Format xml with XML::LibXML

2022-12-09 perl XML::LibXML format XPath

Here are few notes for formatting XML files using XML::LibXML. Simple example for the different formatting styles using toString serializing function

use v5.16;
use XML::LibXML;

my $data = '<tool><name>TPP1</name><version><major>1</major><minor>0</minor><revision>0</revision></version><installer>TPP1_setup.exe</installer><support_files/></tool>';
my $xml = XML::LibXML->new->load_xml(string => $data);

say $xml->toString(0);

If format is 0 the document is dumped as it was originally parsed

<?xml version="1.0"?>
<tool><name>TPP1</name><version><major>1</major><minor>0</minor><revision>0</revision></version><installer>TPP1_setup.exe</installer><support_files/></tool>

If format is 1, libxml2 will add ignorable white spaces, so the nodes content is easier to read.
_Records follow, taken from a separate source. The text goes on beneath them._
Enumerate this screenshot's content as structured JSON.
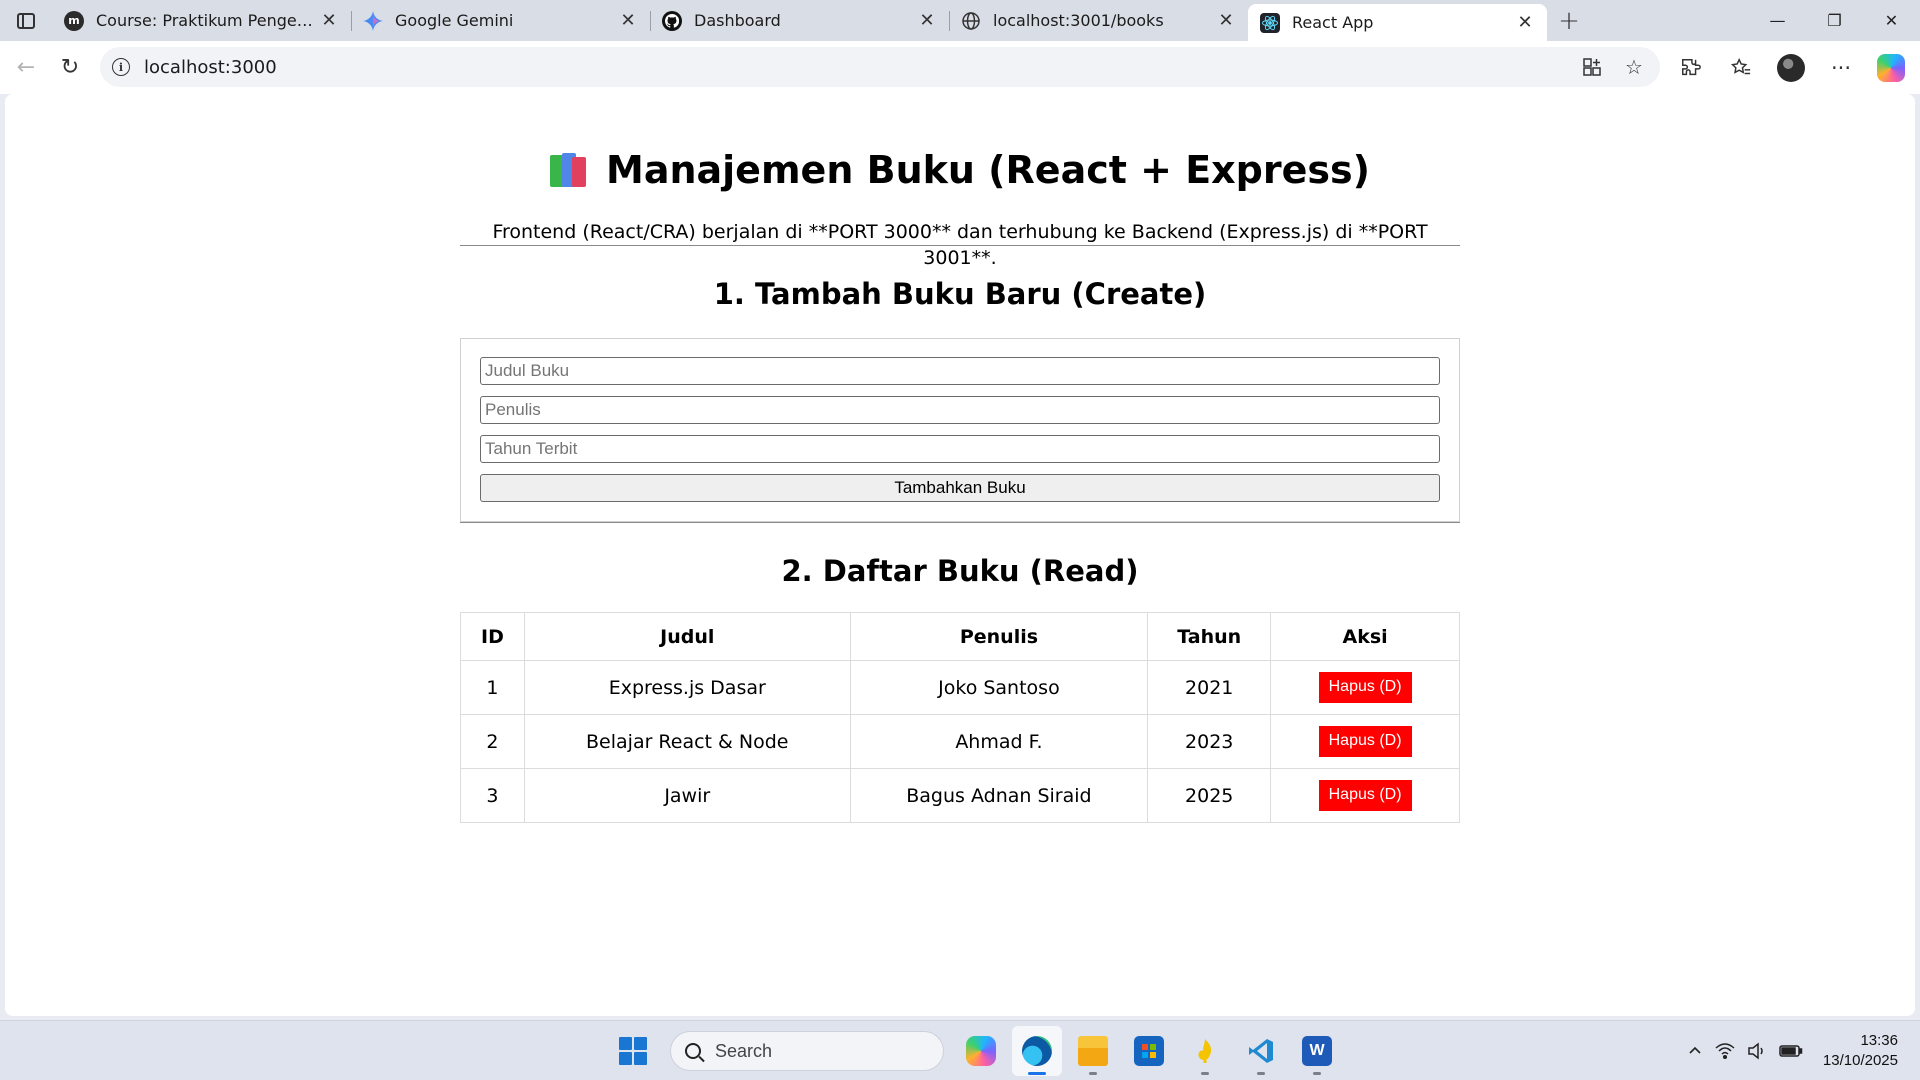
{
  "browser": {
    "tabs": [
      {
        "title": "Course: Praktikum Pengembangan",
        "favicon": "moodle-icon",
        "active": false
      },
      {
        "title": "Google Gemini",
        "favicon": "gemini-icon",
        "active": false
      },
      {
        "title": "Dashboard",
        "favicon": "github-icon",
        "active": false
      },
      {
        "title": "localhost:3001/books",
        "favicon": "globe-icon",
        "active": false
      },
      {
        "title": "React App",
        "favicon": "react-icon",
        "active": true
      }
    ],
    "address": "localhost:3000"
  },
  "page": {
    "title": "Manajemen Buku (React + Express)",
    "title_icon": "books-emoji",
    "intro": "Frontend (React/CRA) berjalan di **PORT 3000** dan terhubung ke Backend (Express.js) di **PORT 3001**.",
    "create_section": {
      "heading": "1. Tambah Buku Baru (Create)",
      "fields": {
        "title_placeholder": "Judul Buku",
        "author_placeholder": "Penulis",
        "year_placeholder": "Tahun Terbit",
        "title_value": "",
        "author_value": "",
        "year_value": ""
      },
      "submit_label": "Tambahkan Buku"
    },
    "read_section": {
      "heading": "2. Daftar Buku (Read)",
      "columns": [
        "ID",
        "Judul",
        "Penulis",
        "Tahun",
        "Aksi"
      ],
      "rows": [
        {
          "id": "1",
          "judul": "Express.js Dasar",
          "penulis": "Joko Santoso",
          "tahun": "2021",
          "aksi": "Hapus (D)"
        },
        {
          "id": "2",
          "judul": "Belajar React & Node",
          "penulis": "Ahmad F.",
          "tahun": "2023",
          "aksi": "Hapus (D)"
        },
        {
          "id": "3",
          "judul": "Jawir",
          "penulis": "Bagus Adnan Siraid",
          "tahun": "2025",
          "aksi": "Hapus (D)"
        }
      ],
      "delete_color": "#ff0000"
    }
  },
  "taskbar": {
    "search_label": "Search",
    "time": "13:36",
    "date": "13/10/2025"
  }
}
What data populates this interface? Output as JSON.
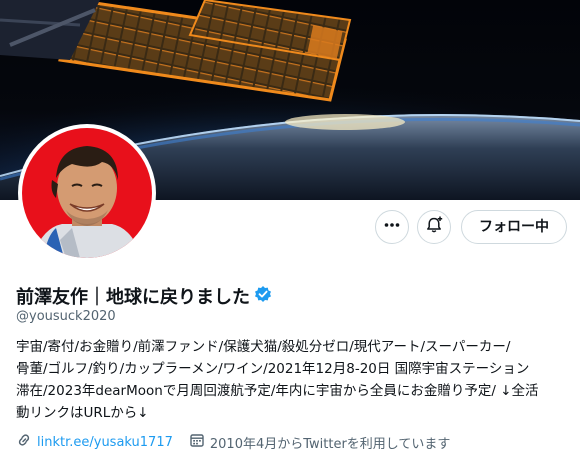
{
  "profile": {
    "display_name": "前澤友作｜地球に戻りました",
    "handle": "@yousuck2020",
    "verified_icon": "verified-badge-icon",
    "bio": [
      "宇宙/寄付/お金贈り/前澤ファンド/保護犬猫/殺処分ゼロ/現代アート/スーパーカー/",
      "骨董/ゴルフ/釣り/カップラーメン/ワイン/2021年12月8-20日 国際宇宙ステーション",
      "滞在/2023年dearMoonで月周回渡航予定/年内に宇宙から全員にお金贈り予定/ ↓全活",
      "動リンクはURLから↓"
    ],
    "link": "linktr.ee/yusaku1717",
    "joined": "2010年4月からTwitterを利用しています"
  },
  "actions": {
    "more_icon": "more-dots-icon",
    "notify_icon": "bell-plus-icon",
    "following_label": "フォロー中"
  },
  "colors": {
    "accent": "#1d9bf0",
    "text": "#0f1419",
    "secondary": "#536471",
    "avatar_bg": "#e8101b"
  }
}
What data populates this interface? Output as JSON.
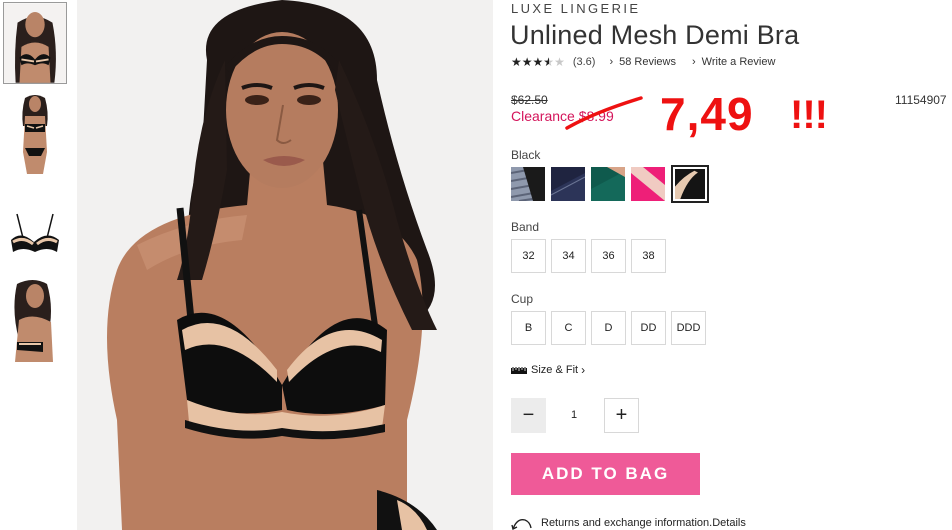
{
  "thumbnails": [
    {
      "alt": "front",
      "active": true
    },
    {
      "alt": "full-body",
      "active": false
    },
    {
      "alt": "product-flat",
      "active": false
    },
    {
      "alt": "side",
      "active": false
    }
  ],
  "product": {
    "brand": "LUXE LINGERIE",
    "title": "Unlined Mesh Demi Bra",
    "rating_value": 3.6,
    "rating_text": "(3.6)",
    "reviews_label": "58 Reviews",
    "write_review_label": "Write a Review",
    "original_price": "$62.50",
    "clearance_price": "Clearance $8.99",
    "sku": "11154907"
  },
  "annotation": {
    "price_text": "7,49",
    "exclaim_text": "!!!",
    "color": "#ee1111"
  },
  "color_option": {
    "label": "Black",
    "swatches": [
      {
        "name": "gray-stripe",
        "selected": false
      },
      {
        "name": "navy",
        "selected": false
      },
      {
        "name": "green",
        "selected": false
      },
      {
        "name": "pink",
        "selected": false
      },
      {
        "name": "black",
        "selected": true
      }
    ]
  },
  "band": {
    "label": "Band",
    "sizes": [
      "32",
      "34",
      "36",
      "38"
    ]
  },
  "cup": {
    "label": "Cup",
    "sizes": [
      "B",
      "C",
      "D",
      "DD",
      "DDD"
    ]
  },
  "size_fit_label": "Size & Fit",
  "quantity": {
    "minus": "−",
    "value": "1",
    "plus": "+"
  },
  "add_to_bag_label": "ADD TO BAG",
  "returns_text": "Returns and exchange information.",
  "details_link": "Details",
  "colors": {
    "accent_pink": "#ef5a98",
    "clearance_red": "#d4145a"
  }
}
Existing text nodes will not be altered

say $xml->toString(1);

Generates

<?xml version="1.0"?>
<tool>
  <name>TPP1</name>
  <version>
    <major>1</major>
    <minor>0</minor>
    <revision>0</revision>
  </version>
  <installer>TPP1_setup.exe</installer>
  <support_files/>
</tool>

But this still does not provide optimal results if the XML contains some whitespace in the nodes (if it is not significant, we would like to have it removed). When the whitespace is only between the nodes, it helps to specify no_blanks parser option to load_xml method.

use v5.16;
use XML::LibXML;

my $data = <<END_XML;
                                    <nested_nodes>
                                        <nested_node>
                                        <configuration>A</configuration>
                                        <model>45</model>
                                        <added_node>
        <ID>
            <type>D</type>
            <serial>3</serial>
            <kVal>3</kVal>
        </ID>
    </added_node>
</nested_node>
                                    </nested_nodes>
END_XML

say XML::LibXML->load_xml(string => $data)->toString(1);

Prints

<?xml version="1.0"?>
<nested_nodes>
                                        <nested_node>
                                        <configuration>A</configuration>
                                        <model>45</model>
                                        <added_node>
        <ID>
            <type>D</type>
            <serial>3</serial>
            <kVal>3</kVal>
        </ID>
    </added_node>
</nested_node>
                                    </nested_nodes>

Where with loading like this

say XML::LibXML->load_xml(string => $data, { no_blanks => 1 })->toString(1);

Prints

<?xml version="1.0"?>
<nested_nodes>
  <nested_node>
    <configuration>A</configuration>
    <model>45</model>
    <added_node>
      <ID>
        <type>D</type>
        <serial>3</serial>
        <kVal>3</kVal>
      </ID>
    </added_node>
  </nested_node>
</nested_nodes>

Last instance when the whitespace is combined with actual values and it is not significant when adjacent to tags, it is possible to trim it like this

use v5.16;
use XML::LibXML;
use Text::Trim qw(trim);

my $root = XML::LibXML->load_xml(location => 'input.xml', { no_blanks => 1 })->documentElement;
for my $node ($root->findnodes('//text()')) {
    $node->setData(trim($node->getValue()));
}

say $root->toString(1);

That’s about it for the formatting. I like to keep my XMLs clean.